正式な記録は処分されたか破棄されたかで全容の判明しない戦闘だったが、量産型艦娘を大量投入しての『捨て艦戦法』が一躍有名になった。
関わった提督の過半数が殉職ないし行方不明になり、生き残った提督が次々に事故死を遂げたり退役して消息不明になったりして追跡調査の困難な事案でもある。
おっさんたちを主原料にした量産型艦娘の大量投入は強靭な深海棲艦たちを疲弊させ、捨て艦戦法による被害は攻守双方に大打撃を与えていた。

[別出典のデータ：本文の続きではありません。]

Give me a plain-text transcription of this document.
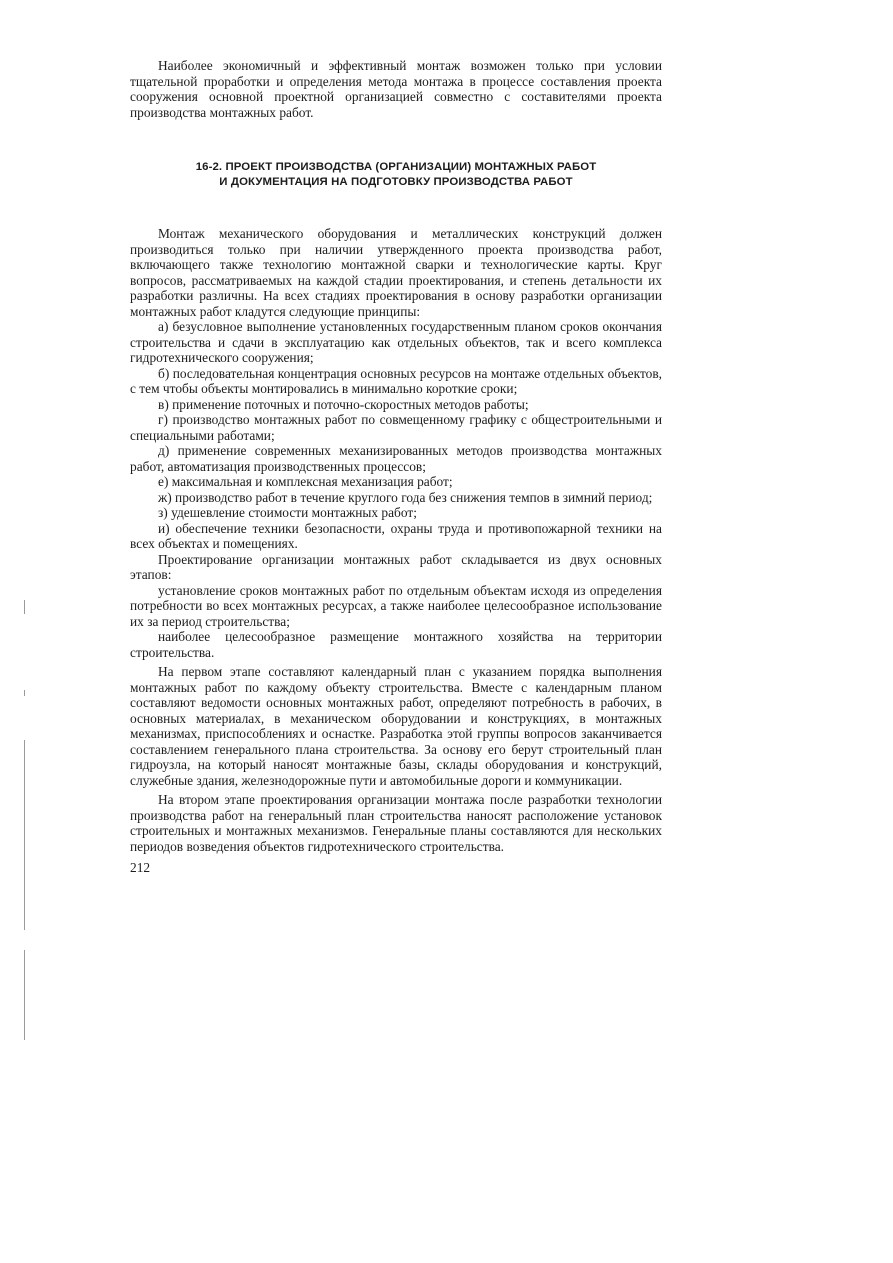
Наиболее экономичный и эффективный монтаж возможен только при условии тщательной проработки и определения метода монтажа в процессе составления проекта сооружения основной проектной организацией совместно с составителями проекта производства монтажных работ.

16-2. ПРОЕКТ ПРОИЗВОДСТВА (ОРГАНИЗАЦИИ) МОНТАЖНЫХ РАБОТ
И ДОКУМЕНТАЦИЯ НА ПОДГОТОВКУ ПРОИЗВОДСТВА РАБОТ

Монтаж механического оборудования и металлических конструкций должен производиться только при наличии утвержденного проекта производства работ, включающего также технологию монтажной сварки и технологические карты. Круг вопросов, рассматриваемых на каждой стадии проектирования, и степень детальности их разработки различны. На всех стадиях проектирования в основу разработки организации монтажных работ кладутся следующие принципы:

а) безусловное выполнение установленных государственным планом сроков окончания строительства и сдачи в эксплуатацию как отдельных объектов, так и всего комплекса гидротехнического сооружения;

б) последовательная концентрация основных ресурсов на монтаже отдельных объектов, с тем чтобы объекты монтировались в минимально короткие сроки;

в) применение поточных и поточно-скоростных методов работы;

г) производство монтажных работ по совмещенному графику с общестроительными и специальными работами;

д) применение современных механизированных методов производства монтажных работ, автоматизация производственных процессов;

е) максимальная и комплексная механизация работ;

ж) производство работ в течение круглого года без снижения темпов в зимний период;

з) удешевление стоимости монтажных работ;

и) обеспечение техники безопасности, охраны труда и противопожарной техники на всех объектах и помещениях.

Проектирование организации монтажных работ складывается из двух основных этапов:

установление сроков монтажных работ по отдельным объектам исходя из определения потребности во всех монтажных ресурсах, а также наиболее целесообразное использование их за период строительства;

наиболее целесообразное размещение монтажного хозяйства на территории строительства.

На первом этапе составляют календарный план с указанием порядка выполнения монтажных работ по каждому объекту строительства. Вместе с календарным планом составляют ведомости основных монтажных работ, определяют потребность в рабочих, в основных материалах, в механическом оборудовании и конструкциях, в монтажных механизмах, приспособлениях и оснастке. Разработка этой группы вопросов заканчивается составлением генерального плана строительства. За основу его берут строительный план гидроузла, на который наносят монтажные базы, склады оборудования и конструкций, служебные здания, железнодорожные пути и автомобильные дороги и коммуникации.

На втором этапе проектирования организации монтажа после разработки технологии производства работ на генеральный план строительства наносят расположение установок строительных и монтажных механизмов. Генеральные планы составляются для нескольких периодов возведения объектов гидротехнического строительства.

212
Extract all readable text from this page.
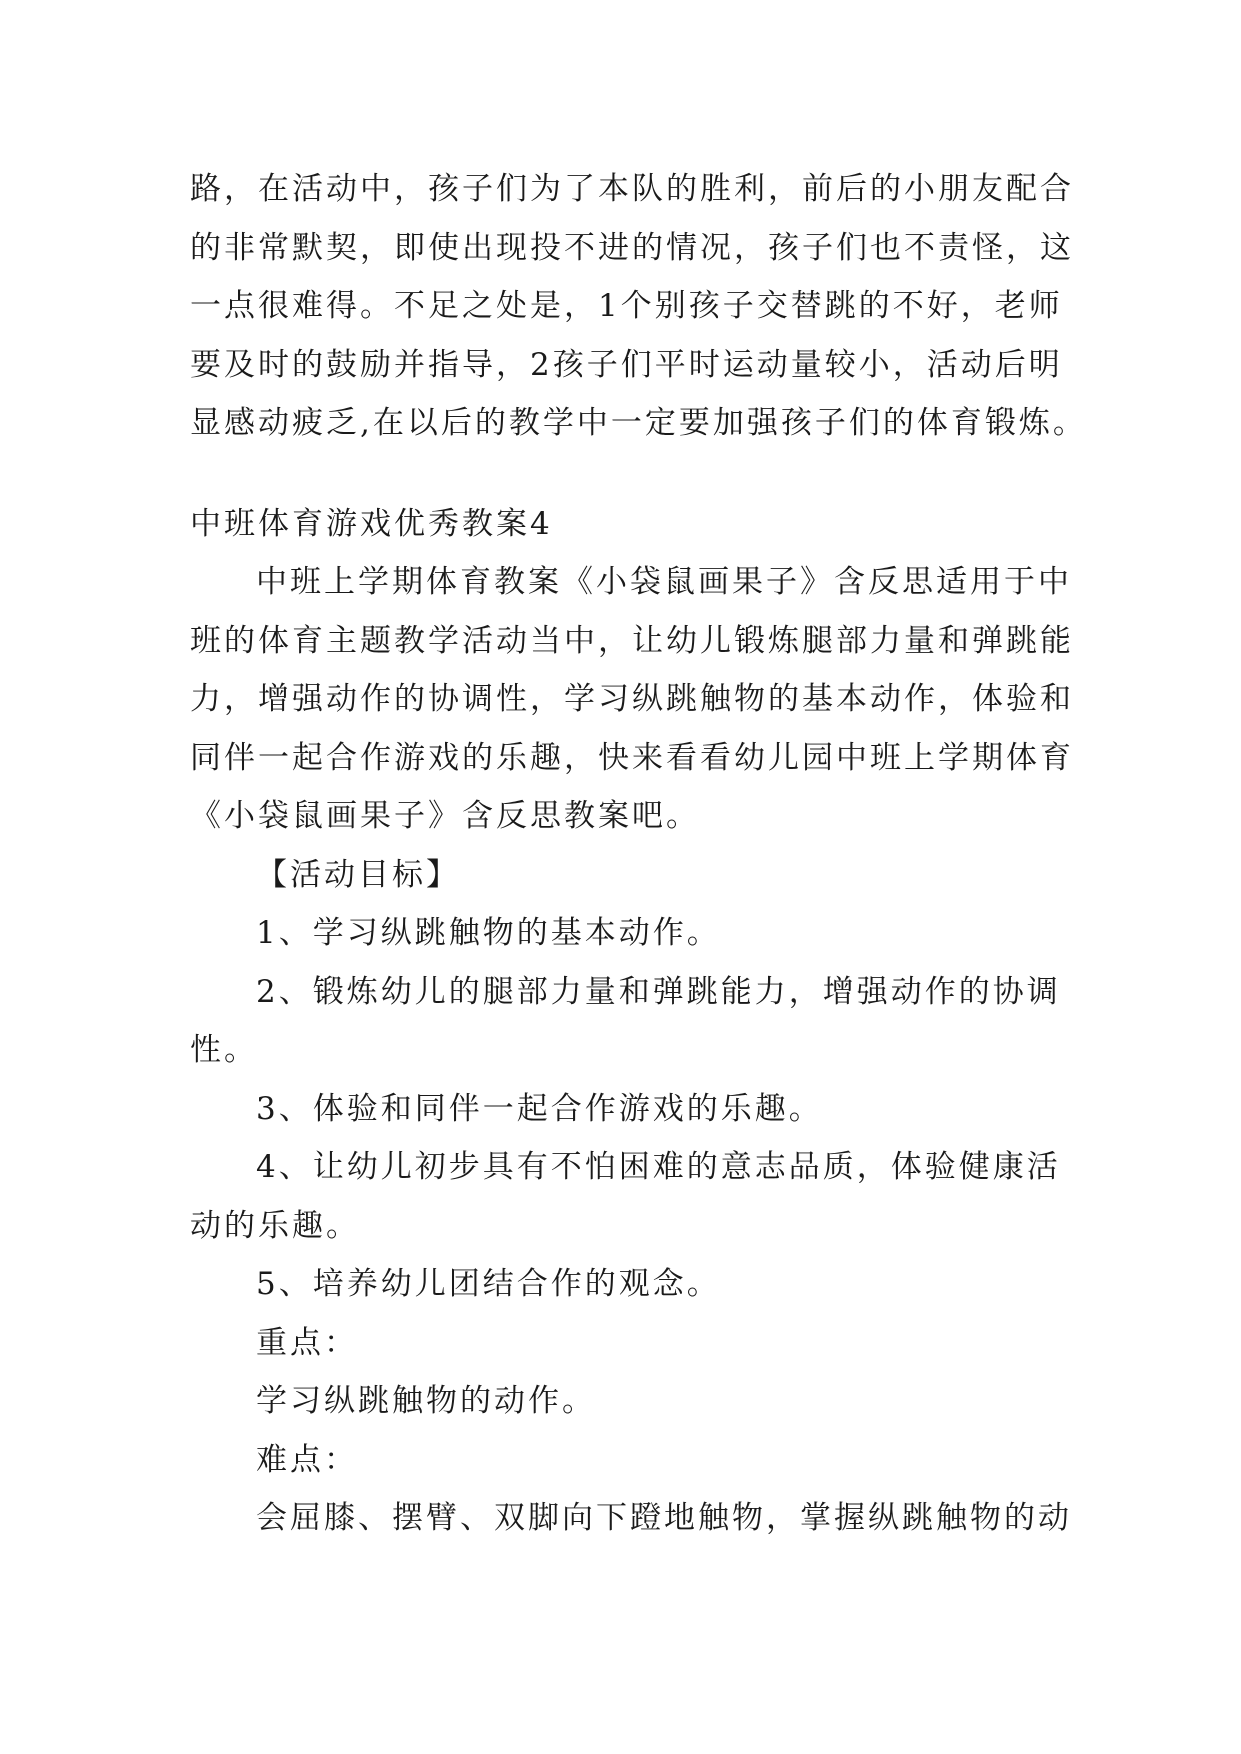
路，在活动中，孩子们为了本队的胜利，前后的小朋友配合
的非常默契，即使出现投不进的情况，孩子们也不责怪，这
一点很难得。不足之处是，1个别孩子交替跳的不好，老师
要及时的鼓励并指导，2孩子们平时运动量较小，活动后明
显感动疲乏,在以后的教学中一定要加强孩子们的体育锻炼。
中班体育游戏优秀教案4
中班上学期体育教案《小袋鼠画果子》含反思适用于中
班的体育主题教学活动当中，让幼儿锻炼腿部力量和弹跳能
力，增强动作的协调性，学习纵跳触物的基本动作，体验和
同伴一起合作游戏的乐趣，快来看看幼儿园中班上学期体育
《小袋鼠画果子》含反思教案吧。
【活动目标】
1、学习纵跳触物的基本动作。
2、锻炼幼儿的腿部力量和弹跳能力，增强动作的协调
性。
3、体验和同伴一起合作游戏的乐趣。
4、让幼儿初步具有不怕困难的意志品质，体验健康活
动的乐趣。
5、培养幼儿团结合作的观念。
重点：
学习纵跳触物的动作。
难点：
会屈膝、摆臂、双脚向下蹬地触物，掌握纵跳触物的动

深海棲艦一艦隊に量産型艦娘の艦隊が幾つも襲いかかり、それは幕末の志士を取り囲んで滅殺する新撰組隊士の如きだった。
但し、量産型艦娘は経験の無さから容易に被弾し、驚く程あっさりと轟沈する。
末期的消耗戦の様相を呈した戦闘は互いの忍耐力を試す行為と堕しており、指揮する提督もされる量産型艦娘も一部を除いてまともな感覚が麻痺していた。
大量供給されるから才なき新兵は使い潰してよいのだという妙な屁理屈が提督たちに蔓延し、中の人がおっさんだと知りながら彼女たちに手を出す倒錯的な人物が何人も現れた。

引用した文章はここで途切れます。